The members took a break for lunch, and shared a meal in the Roosevelt Dining Facility with Bush's staff sections. The civilians were interspersed between Army officers and NCOs, and the group shared stories about their worldwide travels, debated barbecue, and talked hobbies such as hunting and fishing.
Capt. Miguel Davis, a 120th logistics officer and a proud Alabaman, said, "You can always tell where a person is from by how they eat their grits." He grilled Manning about grits in order to determine her origin. By Davis's standards, Manning passed the test when she nonchalantly described her preference for grits: cheese, salt and pepper.

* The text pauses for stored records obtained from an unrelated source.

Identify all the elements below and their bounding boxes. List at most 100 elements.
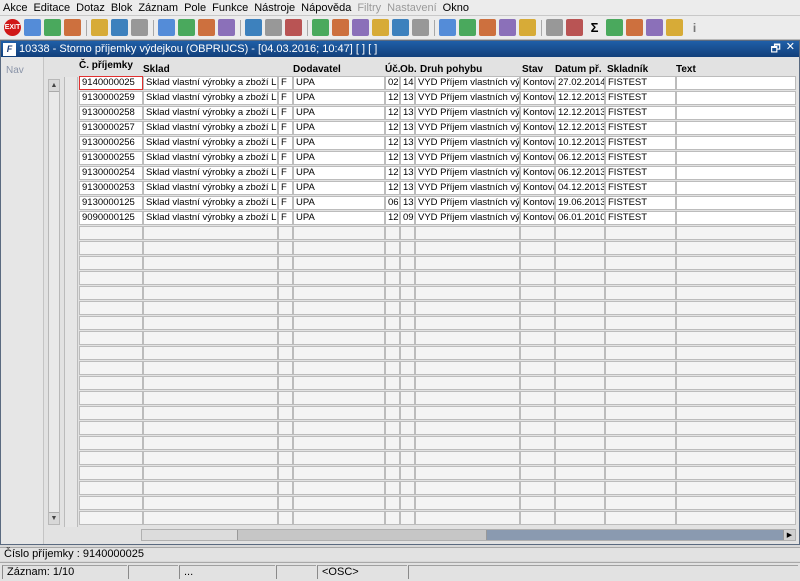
cell-col-1[interactable]	[79, 286, 143, 300]
menu-3[interactable]: Dotaz	[76, 2, 105, 14]
cell-col-4[interactable]: UPA	[293, 121, 385, 135]
cell-col-10[interactable]	[605, 301, 676, 315]
cell-col-3[interactable]	[278, 361, 293, 375]
column-header-5[interactable]: Úč.	[385, 64, 401, 75]
cell-col-11[interactable]	[676, 196, 796, 210]
query-execute-icon[interactable]	[111, 19, 128, 36]
cut-icon[interactable]	[312, 19, 329, 36]
cell-col-6[interactable]	[400, 316, 415, 330]
cell-col-2[interactable]: Sklad vlastní výrobky a zboží Liber	[143, 181, 278, 195]
cell-col-6[interactable]	[400, 346, 415, 360]
vertical-scrollbar[interactable]: ▲ ▼	[48, 79, 60, 525]
cell-col-5[interactable]: 12	[385, 136, 400, 150]
cell-col-6[interactable]: 09	[400, 211, 415, 225]
cell-col-5[interactable]	[385, 496, 400, 510]
cell-col-2[interactable]: Sklad vlastní výrobky a zboží Liber	[143, 76, 278, 90]
cell-col-7[interactable]: VYD Příjem vlastních výrob	[415, 121, 520, 135]
cell-col-11[interactable]	[676, 316, 796, 330]
cell-col-4[interactable]: UPA	[293, 76, 385, 90]
cell-col-8[interactable]: Kontová	[520, 196, 555, 210]
cell-col-1[interactable]	[79, 331, 143, 345]
cell-col-7[interactable]	[415, 511, 520, 525]
cell-col-10[interactable]	[605, 271, 676, 285]
excel-icon[interactable]	[606, 19, 623, 36]
cell-col-4[interactable]: UPA	[293, 106, 385, 120]
cell-col-10[interactable]: FISTEST	[605, 76, 676, 90]
cell-col-1[interactable]	[79, 481, 143, 495]
cell-col-2[interactable]	[143, 511, 278, 525]
cell-col-7[interactable]	[415, 286, 520, 300]
cell-col-1[interactable]	[79, 361, 143, 375]
cell-col-9[interactable]: 12.12.2013	[555, 121, 605, 135]
cell-col-6[interactable]	[400, 496, 415, 510]
cell-col-3[interactable]: F	[278, 121, 293, 135]
cell-col-3[interactable]: F	[278, 136, 293, 150]
cell-col-9[interactable]	[555, 346, 605, 360]
cell-col-3[interactable]	[278, 331, 293, 345]
cell-col-11[interactable]	[676, 211, 796, 225]
cell-col-2[interactable]	[143, 466, 278, 480]
cell-col-6[interactable]	[400, 286, 415, 300]
menu-2[interactable]: Editace	[33, 2, 70, 14]
query-cancel-icon[interactable]	[131, 19, 148, 36]
cell-col-3[interactable]	[278, 406, 293, 420]
cell-col-9[interactable]: 04.12.2013	[555, 181, 605, 195]
cell-col-8[interactable]	[520, 271, 555, 285]
cell-col-7[interactable]	[415, 226, 520, 240]
cell-col-3[interactable]	[278, 256, 293, 270]
cell-col-7[interactable]	[415, 406, 520, 420]
cell-col-8[interactable]: Kontová	[520, 211, 555, 225]
cell-col-11[interactable]	[676, 451, 796, 465]
cell-col-11[interactable]	[676, 106, 796, 120]
cell-col-4[interactable]	[293, 316, 385, 330]
cell-col-5[interactable]	[385, 361, 400, 375]
cell-col-1[interactable]	[79, 271, 143, 285]
cell-col-4[interactable]: UPA	[293, 196, 385, 210]
cell-col-8[interactable]	[520, 301, 555, 315]
cell-col-4[interactable]	[293, 346, 385, 360]
query-enter-icon[interactable]	[91, 19, 108, 36]
cell-col-7[interactable]: VYD Příjem vlastních výrob	[415, 91, 520, 105]
copy-icon[interactable]	[332, 19, 349, 36]
cell-col-3[interactable]	[278, 241, 293, 255]
insert-icon[interactable]	[44, 19, 61, 36]
cell-col-11[interactable]	[676, 376, 796, 390]
cell-col-5[interactable]	[385, 511, 400, 525]
cell-col-3[interactable]: F	[278, 91, 293, 105]
cell-col-7[interactable]	[415, 241, 520, 255]
cell-col-10[interactable]	[605, 331, 676, 345]
column-header-10[interactable]: Skladník	[607, 64, 648, 75]
cell-col-4[interactable]	[293, 481, 385, 495]
cell-col-6[interactable]: 13	[400, 181, 415, 195]
cell-col-10[interactable]	[605, 346, 676, 360]
cell-col-8[interactable]	[520, 421, 555, 435]
cell-col-8[interactable]	[520, 451, 555, 465]
cell-col-2[interactable]	[143, 241, 278, 255]
cell-col-4[interactable]	[293, 286, 385, 300]
cell-col-11[interactable]	[676, 181, 796, 195]
cell-col-11[interactable]	[676, 166, 796, 180]
cell-col-9[interactable]: 06.01.2010	[555, 211, 605, 225]
cell-col-9[interactable]: 06.12.2013	[555, 151, 605, 165]
cell-col-6[interactable]	[400, 331, 415, 345]
cell-col-1[interactable]: 9130000257	[79, 121, 143, 135]
nav-label[interactable]: Nav	[6, 65, 24, 76]
cell-col-9[interactable]	[555, 331, 605, 345]
cell-col-5[interactable]	[385, 346, 400, 360]
cell-col-5[interactable]: 12	[385, 181, 400, 195]
cell-col-10[interactable]	[605, 406, 676, 420]
cell-col-11[interactable]	[676, 361, 796, 375]
cell-col-7[interactable]	[415, 466, 520, 480]
scroll-up-icon[interactable]: ▲	[49, 80, 59, 92]
cell-col-3[interactable]	[278, 436, 293, 450]
save-icon[interactable]	[24, 19, 41, 36]
cell-col-9[interactable]: 19.06.2013	[555, 196, 605, 210]
cell-col-3[interactable]: F	[278, 196, 293, 210]
cell-col-3[interactable]: F	[278, 181, 293, 195]
cell-col-4[interactable]	[293, 226, 385, 240]
cell-col-6[interactable]	[400, 301, 415, 315]
cell-col-1[interactable]	[79, 241, 143, 255]
cell-col-8[interactable]: Kontová	[520, 106, 555, 120]
cell-col-2[interactable]: Sklad vlastní výrobky a zboží Liber	[143, 121, 278, 135]
cell-col-4[interactable]	[293, 331, 385, 345]
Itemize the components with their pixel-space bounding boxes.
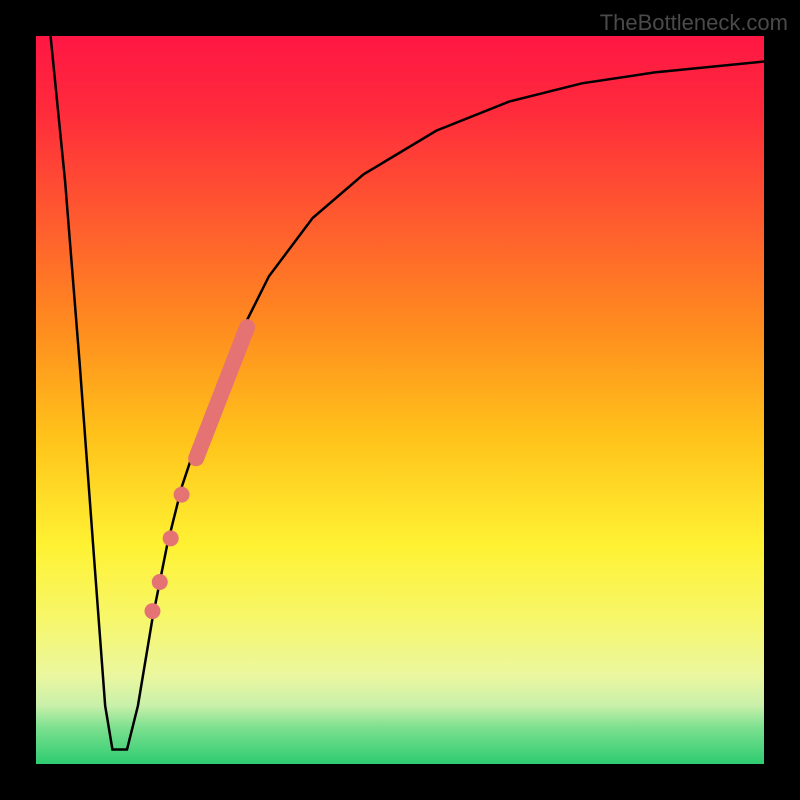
- marker-dot: [152, 574, 168, 590]
- marker-dot: [174, 487, 190, 503]
- chart-container: TheBottleneck.com: [0, 0, 800, 800]
- watermark: TheBottleneck.com: [600, 10, 788, 35]
- bottleneck-chart: TheBottleneck.com: [0, 0, 800, 800]
- marker-dot: [163, 530, 179, 546]
- marker-dot: [144, 603, 160, 619]
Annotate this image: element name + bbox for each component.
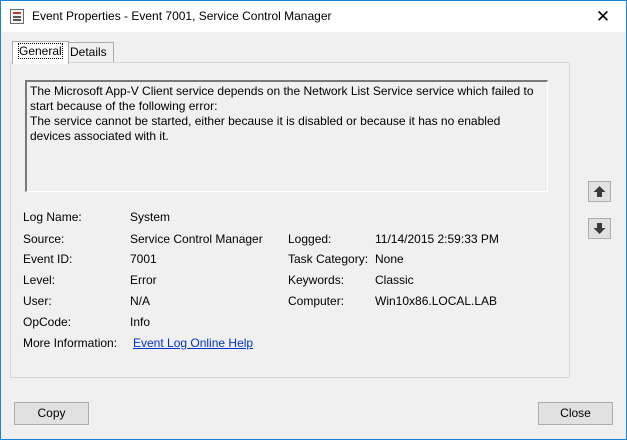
computer-label: Computer:	[288, 294, 345, 308]
event-log-online-help-link[interactable]: Event Log Online Help	[133, 336, 253, 350]
keywords-value: Classic	[375, 273, 414, 287]
logged-label: Logged:	[288, 232, 332, 246]
event-viewer-icon	[10, 9, 24, 24]
previous-event-button[interactable]	[588, 181, 611, 202]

According to Davis, and Maj. Michael Milliner, an intelligence officer, and also a native Alabaman, that is how most Southerners like their grits. "People from the North put sugar in their grits," said Milliner.
During lunch, Manning said that while the group loved the simulation center where they rode in HMVVs and played what seem like oversized target shooting video games, "Col. Bush's brief gave us an overall, big-picture idea about Fort Hood, which you just don?'t get typically as a civilian."
The unit and its partner civilians pressed on with more Army fun after lunch. The following day Bush sat down with his staff to begin brainstorming the next paired community event to further show his commitment and dedication to Gatesville.